The news bruised shares of Nortel and other telecommunications equipment companies by market close. Nortel's shares fell 7 percent, or 74 cents, to $9.86. Shares of Lucent dropped 44 cents to $6.31, and Cisco fell $1.09 to $16.65. JDS Uniphase, a major supplier to Nortel, lost $1.37 to $12.44, or 10 percent, after its own profit warning Thursday. The CNET Telecommunications Equipment index fell almost 5 percent.
Customers aren't shelling out the bucks to build out their networks anymore, Nortel said. Instead, they're focusing on how to get more capacity out of equipment they already own. Nortel's chief finance officer, Frank Dunn, cited a customer who initially planned to order around $350 million worth of equipment. But as engineers worked on the network, they were able to expand its capacity and ended up ordering only about a quarter of that amount.
"Carriers have shifted away from last year's gut-renovations of their networks' builds to a 'make do with what you have' approach," said Steve Kamman, a telecommunications analyst with CIBC World Markets. "We believe this shift supports our expectation that carrier capital spending will drop by at least 5 percent and more likely 10 percent this year, with the likelihood of further cuts in 2002."
Other analysts concurred with research notes reiterating "neutral" ratings. "Overall, things appear quite weak," said Merrill Lynch analyst Tom Astle.
That's why Nortel is tightening its belt again. Friday's layoffs are in addition to the 20,000 job cuts announced in April. The company said it will meet its goal of cutting those 20,000 jobs in the second quarter and will close facilities. It also said it will save $875 million from those moves and realize the savings in the third quarter.
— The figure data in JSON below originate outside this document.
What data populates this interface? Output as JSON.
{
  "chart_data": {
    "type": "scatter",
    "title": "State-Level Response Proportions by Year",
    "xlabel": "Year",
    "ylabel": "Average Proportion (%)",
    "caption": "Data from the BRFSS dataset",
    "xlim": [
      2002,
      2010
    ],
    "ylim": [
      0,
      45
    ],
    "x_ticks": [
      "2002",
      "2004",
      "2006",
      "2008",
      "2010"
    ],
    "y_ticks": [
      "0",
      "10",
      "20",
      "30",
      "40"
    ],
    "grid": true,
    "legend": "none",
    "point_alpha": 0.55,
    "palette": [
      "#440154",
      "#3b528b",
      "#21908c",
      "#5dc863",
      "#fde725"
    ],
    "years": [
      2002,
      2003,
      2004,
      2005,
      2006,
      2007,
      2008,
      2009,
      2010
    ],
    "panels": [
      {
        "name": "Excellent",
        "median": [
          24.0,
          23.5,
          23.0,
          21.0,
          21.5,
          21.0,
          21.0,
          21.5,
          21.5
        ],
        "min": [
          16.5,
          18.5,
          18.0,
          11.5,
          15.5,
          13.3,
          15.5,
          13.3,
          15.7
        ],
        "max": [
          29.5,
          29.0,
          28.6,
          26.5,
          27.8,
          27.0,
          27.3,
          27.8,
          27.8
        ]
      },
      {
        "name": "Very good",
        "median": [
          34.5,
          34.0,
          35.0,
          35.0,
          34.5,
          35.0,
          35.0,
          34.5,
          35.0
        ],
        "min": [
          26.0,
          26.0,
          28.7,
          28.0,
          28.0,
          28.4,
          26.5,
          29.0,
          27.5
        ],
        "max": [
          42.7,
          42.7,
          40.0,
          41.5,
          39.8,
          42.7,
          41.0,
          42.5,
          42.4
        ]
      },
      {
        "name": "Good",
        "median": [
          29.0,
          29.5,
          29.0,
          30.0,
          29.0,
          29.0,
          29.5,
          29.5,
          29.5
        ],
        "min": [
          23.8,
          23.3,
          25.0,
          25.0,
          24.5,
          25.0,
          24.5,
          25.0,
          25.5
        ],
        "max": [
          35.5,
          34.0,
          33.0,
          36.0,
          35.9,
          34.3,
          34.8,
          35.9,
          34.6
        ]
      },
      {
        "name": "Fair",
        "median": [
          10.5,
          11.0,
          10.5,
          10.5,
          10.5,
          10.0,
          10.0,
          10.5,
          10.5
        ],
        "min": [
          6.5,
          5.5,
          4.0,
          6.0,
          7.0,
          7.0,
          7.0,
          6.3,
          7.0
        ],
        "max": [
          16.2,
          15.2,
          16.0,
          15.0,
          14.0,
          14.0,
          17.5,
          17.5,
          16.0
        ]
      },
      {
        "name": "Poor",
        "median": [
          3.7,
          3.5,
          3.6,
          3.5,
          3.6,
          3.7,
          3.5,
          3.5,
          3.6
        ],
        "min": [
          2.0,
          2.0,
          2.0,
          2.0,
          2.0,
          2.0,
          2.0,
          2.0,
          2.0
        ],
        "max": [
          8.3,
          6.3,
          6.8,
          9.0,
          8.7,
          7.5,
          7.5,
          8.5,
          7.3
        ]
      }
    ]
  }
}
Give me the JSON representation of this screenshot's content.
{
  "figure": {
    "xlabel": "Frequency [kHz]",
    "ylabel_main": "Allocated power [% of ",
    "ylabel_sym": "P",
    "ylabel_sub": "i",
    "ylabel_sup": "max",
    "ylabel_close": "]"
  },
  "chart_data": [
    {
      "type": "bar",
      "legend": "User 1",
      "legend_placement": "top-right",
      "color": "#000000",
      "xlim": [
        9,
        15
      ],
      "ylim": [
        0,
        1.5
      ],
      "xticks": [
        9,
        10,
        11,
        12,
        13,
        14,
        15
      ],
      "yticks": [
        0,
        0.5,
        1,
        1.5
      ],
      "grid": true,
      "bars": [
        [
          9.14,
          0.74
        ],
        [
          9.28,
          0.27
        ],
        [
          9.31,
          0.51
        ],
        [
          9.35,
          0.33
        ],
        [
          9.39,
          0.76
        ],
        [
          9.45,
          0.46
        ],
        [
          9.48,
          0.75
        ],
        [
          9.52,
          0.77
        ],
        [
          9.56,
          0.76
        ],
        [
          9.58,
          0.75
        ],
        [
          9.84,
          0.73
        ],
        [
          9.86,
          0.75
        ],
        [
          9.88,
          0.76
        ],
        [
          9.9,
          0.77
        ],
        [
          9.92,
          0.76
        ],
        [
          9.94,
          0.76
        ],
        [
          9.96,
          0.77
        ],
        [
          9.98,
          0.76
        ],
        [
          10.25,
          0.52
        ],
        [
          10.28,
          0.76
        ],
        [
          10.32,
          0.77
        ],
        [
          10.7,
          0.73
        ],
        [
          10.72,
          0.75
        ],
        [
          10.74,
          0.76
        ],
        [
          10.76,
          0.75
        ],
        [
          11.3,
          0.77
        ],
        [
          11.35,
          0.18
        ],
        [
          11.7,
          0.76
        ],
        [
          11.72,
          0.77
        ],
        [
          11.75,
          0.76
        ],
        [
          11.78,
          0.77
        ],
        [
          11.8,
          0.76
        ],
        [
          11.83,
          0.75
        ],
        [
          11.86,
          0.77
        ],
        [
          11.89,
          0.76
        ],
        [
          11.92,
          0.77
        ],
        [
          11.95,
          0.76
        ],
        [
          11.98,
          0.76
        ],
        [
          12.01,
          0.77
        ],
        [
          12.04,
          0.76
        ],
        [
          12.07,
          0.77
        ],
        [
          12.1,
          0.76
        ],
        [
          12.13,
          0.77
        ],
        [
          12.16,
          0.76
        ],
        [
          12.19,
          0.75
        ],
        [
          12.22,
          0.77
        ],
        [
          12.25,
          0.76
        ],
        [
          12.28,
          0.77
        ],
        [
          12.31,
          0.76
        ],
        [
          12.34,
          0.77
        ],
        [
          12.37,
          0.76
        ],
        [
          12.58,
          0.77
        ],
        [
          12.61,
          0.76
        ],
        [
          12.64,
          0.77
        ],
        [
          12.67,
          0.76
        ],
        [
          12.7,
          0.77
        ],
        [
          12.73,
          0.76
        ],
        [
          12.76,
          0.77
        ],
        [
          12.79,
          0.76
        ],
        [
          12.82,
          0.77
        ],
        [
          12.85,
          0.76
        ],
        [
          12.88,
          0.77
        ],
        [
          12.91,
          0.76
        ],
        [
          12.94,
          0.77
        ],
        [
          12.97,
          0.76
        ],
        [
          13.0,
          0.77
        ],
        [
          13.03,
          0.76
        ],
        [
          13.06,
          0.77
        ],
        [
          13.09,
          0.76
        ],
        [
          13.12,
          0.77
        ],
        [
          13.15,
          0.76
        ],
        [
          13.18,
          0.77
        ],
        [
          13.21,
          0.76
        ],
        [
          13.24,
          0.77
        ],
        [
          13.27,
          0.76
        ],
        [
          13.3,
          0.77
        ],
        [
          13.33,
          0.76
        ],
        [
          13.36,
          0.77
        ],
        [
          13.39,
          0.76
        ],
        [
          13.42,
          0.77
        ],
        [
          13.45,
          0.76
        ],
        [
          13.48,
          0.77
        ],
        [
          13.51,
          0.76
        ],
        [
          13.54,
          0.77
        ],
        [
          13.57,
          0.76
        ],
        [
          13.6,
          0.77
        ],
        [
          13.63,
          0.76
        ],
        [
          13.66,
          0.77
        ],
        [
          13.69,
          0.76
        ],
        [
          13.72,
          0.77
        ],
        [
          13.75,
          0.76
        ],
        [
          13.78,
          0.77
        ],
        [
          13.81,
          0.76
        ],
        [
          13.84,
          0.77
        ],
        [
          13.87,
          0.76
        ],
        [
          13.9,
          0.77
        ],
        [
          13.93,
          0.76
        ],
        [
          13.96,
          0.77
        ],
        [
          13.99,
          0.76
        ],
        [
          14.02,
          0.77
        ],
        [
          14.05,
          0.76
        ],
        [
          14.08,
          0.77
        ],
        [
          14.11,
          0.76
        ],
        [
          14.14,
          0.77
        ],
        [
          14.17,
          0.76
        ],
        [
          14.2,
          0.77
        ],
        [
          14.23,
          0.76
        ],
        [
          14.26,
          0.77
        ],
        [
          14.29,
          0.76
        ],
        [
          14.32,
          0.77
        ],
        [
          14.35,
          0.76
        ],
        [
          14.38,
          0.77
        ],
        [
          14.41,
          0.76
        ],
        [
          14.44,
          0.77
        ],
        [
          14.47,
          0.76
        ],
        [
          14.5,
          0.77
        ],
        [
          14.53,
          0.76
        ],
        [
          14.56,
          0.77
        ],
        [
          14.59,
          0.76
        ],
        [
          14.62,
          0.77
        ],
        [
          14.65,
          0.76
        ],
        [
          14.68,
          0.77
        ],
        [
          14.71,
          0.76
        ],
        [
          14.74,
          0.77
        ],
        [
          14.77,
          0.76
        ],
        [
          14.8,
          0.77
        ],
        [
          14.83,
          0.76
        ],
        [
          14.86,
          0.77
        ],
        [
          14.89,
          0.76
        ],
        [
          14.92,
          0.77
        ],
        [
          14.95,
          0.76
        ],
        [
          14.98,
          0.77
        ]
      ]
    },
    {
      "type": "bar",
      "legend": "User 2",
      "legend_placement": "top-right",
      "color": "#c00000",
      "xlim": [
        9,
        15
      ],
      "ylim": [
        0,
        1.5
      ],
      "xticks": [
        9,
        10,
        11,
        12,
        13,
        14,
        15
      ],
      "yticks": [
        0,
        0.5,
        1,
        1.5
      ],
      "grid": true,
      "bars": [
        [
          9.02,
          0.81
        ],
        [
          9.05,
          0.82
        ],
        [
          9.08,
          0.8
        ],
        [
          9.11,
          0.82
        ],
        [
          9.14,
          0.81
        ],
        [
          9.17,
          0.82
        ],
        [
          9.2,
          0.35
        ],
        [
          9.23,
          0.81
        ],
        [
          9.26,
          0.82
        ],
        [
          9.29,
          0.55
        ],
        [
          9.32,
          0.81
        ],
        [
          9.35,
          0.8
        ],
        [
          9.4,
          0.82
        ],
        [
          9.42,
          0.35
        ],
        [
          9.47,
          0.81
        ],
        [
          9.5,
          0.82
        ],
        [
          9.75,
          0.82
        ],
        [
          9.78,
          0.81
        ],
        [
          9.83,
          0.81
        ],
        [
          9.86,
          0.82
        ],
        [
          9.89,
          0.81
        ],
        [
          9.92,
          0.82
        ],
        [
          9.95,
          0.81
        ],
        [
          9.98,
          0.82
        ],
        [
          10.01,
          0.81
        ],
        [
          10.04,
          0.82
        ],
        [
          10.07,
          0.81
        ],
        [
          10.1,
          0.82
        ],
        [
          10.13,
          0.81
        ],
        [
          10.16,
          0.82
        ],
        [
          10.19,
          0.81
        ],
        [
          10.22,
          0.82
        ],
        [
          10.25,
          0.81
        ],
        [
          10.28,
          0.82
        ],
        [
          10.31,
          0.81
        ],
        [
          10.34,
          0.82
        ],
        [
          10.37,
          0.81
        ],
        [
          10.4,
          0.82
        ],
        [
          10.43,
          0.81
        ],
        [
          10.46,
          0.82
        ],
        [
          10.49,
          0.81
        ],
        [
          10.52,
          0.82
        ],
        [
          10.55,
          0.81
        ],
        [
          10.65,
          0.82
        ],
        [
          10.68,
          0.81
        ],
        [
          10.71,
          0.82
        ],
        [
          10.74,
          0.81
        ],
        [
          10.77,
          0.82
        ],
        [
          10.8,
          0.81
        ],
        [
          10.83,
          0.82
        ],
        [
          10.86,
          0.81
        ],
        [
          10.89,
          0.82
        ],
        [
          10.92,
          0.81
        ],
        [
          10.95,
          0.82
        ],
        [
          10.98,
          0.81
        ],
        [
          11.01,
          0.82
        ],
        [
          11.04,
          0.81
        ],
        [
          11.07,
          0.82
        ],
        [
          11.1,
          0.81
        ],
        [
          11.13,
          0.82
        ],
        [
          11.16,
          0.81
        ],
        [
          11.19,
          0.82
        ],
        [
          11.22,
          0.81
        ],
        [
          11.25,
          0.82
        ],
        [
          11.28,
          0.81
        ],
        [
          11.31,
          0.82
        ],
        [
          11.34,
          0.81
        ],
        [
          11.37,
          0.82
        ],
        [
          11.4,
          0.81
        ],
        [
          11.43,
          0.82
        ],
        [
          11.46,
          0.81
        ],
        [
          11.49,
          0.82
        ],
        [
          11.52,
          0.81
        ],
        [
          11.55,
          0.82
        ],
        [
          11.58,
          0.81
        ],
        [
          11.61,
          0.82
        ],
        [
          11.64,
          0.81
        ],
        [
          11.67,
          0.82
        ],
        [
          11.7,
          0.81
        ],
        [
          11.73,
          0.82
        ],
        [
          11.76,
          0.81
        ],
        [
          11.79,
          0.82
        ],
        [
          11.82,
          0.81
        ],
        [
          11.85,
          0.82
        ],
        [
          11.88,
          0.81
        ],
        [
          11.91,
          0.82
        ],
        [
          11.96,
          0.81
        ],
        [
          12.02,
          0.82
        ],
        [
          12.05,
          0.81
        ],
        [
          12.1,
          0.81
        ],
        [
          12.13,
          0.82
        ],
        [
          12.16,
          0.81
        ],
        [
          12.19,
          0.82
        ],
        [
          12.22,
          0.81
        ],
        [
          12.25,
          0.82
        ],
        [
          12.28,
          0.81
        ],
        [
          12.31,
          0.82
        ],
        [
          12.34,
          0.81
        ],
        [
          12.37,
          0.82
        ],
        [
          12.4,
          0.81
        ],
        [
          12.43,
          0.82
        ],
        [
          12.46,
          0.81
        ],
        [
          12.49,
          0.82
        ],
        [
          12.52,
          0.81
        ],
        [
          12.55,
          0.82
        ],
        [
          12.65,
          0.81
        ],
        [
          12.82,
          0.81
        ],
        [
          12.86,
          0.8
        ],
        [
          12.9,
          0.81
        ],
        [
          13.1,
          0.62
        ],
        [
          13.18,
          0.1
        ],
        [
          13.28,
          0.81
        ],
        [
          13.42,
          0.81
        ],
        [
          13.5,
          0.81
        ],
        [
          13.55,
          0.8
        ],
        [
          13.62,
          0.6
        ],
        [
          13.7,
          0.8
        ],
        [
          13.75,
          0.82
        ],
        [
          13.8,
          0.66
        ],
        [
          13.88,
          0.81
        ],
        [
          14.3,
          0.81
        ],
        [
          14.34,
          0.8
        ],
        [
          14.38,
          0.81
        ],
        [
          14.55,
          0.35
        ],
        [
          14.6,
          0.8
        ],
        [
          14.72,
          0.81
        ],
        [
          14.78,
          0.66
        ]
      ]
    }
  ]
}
"After several years of capital expansion exceeding the pace of business performance, the capital markets have significantly reduced the flow of funds to service providers," Roth said. As a result, Nortel has seen "a very significant reduction" in equipment purchases in the second quarter of 2001, compared with the first quarter and the year-ago quarter.
The $12.3 billion write-off involves Nortel's acquisitions of Alteon WebSystems, the 980-nanometer pump-laser chip business, and Xros and Qtera. It also means reducing the carrying amount of those purchases to reflect current market valuations. "It is the equivalent of having made these acquisitions at the current stock prices," Roth said.
As part of its restructuring, Nortel plans to shutter its access-solutions operations, including its narrowband and broadband access divisions. Those business accounted for 7.7 percent and 6.9 percent of revenue for 2000 and the first quarter of 2001, respectively.
The slowdown has taken its toll on almost every company in the sector, from Lucent and Cisco to 3Com and others, but Nortel could be particularly vulnerable because the market for one of its main product lines, high-speed optical equipment, has "collapsed," according to Sanford Bernstein analyst Paul Sagawa. In a recent research note, Sagawa pointed out that while the product line was popular among carriers, its customers have finished building out their products, leaving Nortel hanging.
Although the optical equipment slump is harsh, some analysts held out hope that consumer broadband networks can pick up the slack next year. ""We caution investors, however, that a negative 2001 to 2002 outlook does not condemn this industry to eternal damnation," said Kamman. "We fully expect to see a massive return to spending once we reach critical mass in U.S. residential broadband, which we expect to occur in the latter part of 2002."